Liverpool actually made moves to add depth and variety in the summer, signing three players in the position last summer. Mario Balotelli, Rickie Lambert, and Divock Origi were signed for a combined £30 million to cater for the present and the future. Origi remained with Lille to continue his development, while the two more experienced players joined immediately. Three league goals is a poor return from two players in just under 1400 minutes. That is of little use to the club. Daniel Sturridge has scored a goal more after playing just over half that amount. Origi has the talent to be a big player for Liverpool but is still only 19.

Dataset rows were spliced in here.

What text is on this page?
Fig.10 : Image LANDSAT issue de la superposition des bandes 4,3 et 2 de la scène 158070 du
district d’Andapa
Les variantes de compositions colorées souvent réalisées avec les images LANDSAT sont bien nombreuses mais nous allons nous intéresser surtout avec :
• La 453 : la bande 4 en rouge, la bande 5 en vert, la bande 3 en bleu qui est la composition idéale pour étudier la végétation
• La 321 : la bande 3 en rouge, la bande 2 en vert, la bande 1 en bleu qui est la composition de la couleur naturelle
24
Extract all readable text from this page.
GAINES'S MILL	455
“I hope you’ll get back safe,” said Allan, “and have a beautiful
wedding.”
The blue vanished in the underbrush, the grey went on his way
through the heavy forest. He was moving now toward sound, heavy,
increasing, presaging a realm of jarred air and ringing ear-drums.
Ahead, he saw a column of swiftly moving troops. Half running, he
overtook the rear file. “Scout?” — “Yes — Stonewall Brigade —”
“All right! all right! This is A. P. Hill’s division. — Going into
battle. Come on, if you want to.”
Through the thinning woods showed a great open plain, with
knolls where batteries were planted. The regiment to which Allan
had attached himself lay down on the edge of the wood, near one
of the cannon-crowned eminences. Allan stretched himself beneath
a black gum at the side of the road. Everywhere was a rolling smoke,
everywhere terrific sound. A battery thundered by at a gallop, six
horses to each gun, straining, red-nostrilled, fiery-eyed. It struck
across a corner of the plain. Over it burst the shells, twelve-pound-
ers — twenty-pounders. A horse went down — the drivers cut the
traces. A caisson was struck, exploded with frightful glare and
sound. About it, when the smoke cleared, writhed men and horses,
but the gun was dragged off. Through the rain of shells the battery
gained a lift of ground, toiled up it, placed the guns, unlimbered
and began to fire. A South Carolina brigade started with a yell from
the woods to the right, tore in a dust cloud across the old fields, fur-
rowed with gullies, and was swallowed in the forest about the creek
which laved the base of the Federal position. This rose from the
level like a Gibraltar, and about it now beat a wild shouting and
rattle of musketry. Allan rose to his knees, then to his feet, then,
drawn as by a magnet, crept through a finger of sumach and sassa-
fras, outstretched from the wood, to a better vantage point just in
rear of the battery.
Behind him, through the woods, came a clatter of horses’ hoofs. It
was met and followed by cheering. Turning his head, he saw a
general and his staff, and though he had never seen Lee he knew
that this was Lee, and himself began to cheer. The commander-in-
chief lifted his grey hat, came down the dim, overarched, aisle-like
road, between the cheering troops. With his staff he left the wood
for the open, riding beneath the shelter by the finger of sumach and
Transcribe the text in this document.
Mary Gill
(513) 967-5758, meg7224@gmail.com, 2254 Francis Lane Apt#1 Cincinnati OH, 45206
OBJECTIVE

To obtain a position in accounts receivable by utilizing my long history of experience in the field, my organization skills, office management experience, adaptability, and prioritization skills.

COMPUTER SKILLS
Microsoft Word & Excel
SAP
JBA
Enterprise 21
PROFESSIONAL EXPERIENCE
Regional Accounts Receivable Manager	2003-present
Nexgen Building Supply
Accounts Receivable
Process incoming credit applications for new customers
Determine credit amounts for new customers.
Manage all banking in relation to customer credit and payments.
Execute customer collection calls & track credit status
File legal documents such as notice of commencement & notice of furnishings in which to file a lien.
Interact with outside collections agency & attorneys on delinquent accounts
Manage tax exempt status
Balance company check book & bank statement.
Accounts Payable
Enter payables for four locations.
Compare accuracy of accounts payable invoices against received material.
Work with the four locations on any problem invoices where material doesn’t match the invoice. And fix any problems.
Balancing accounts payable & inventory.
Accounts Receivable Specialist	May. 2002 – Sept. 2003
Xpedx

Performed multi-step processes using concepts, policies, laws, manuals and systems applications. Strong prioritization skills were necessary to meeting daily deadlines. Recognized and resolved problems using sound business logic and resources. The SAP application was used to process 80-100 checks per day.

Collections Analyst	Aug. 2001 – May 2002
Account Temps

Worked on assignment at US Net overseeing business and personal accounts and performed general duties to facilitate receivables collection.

Sturridge and Origi is a good start, but Liverpool need a reliable goalscorer who possesses the finishing, movement, and the tactical understanding to fit in. That Raheem Sterling has been more productive than either Lambert or Balotelli up front with three goals and two assists from his nine starts in the position is damning. Balotelli may possess the talent but may never find favour with a manager who has benefited from the excellent attacking movement from the likes of Sterling, Suárez, and Sturridge in his time at the club.
Liverpool have a strong option in each position but may not be able to count on them over the course of a season. The injury proneness and lack of durability in Lucas and Sturridge demand the addition of players who could potentially usurp them, because those two improve Liverpool considerably when they're fully fit. Liverpool's midfield lacks cohesion in the absence of Lucas and the attack lacks sharpness without Sturridge.
The injury proneness of Mamadou Sakho can be mitigated by the growing competence of Dejan Lovren, a player who still needs to find his head to come close to what was expected of him upon making him the most expensive defender in the club's history. Other central defensive options ahead of Lovren and on loan make central defence less of a priority. If Lucas and Sturridge remain fit during the course of next season, Brendan Rodgers will have more depth and quality to call upon. Again, the club benefits.
Liverpool's season is coming to an end, and while there is still much to fight for, the Transfer Committee must ensure that the failings of this season are not repeated in 2015/16.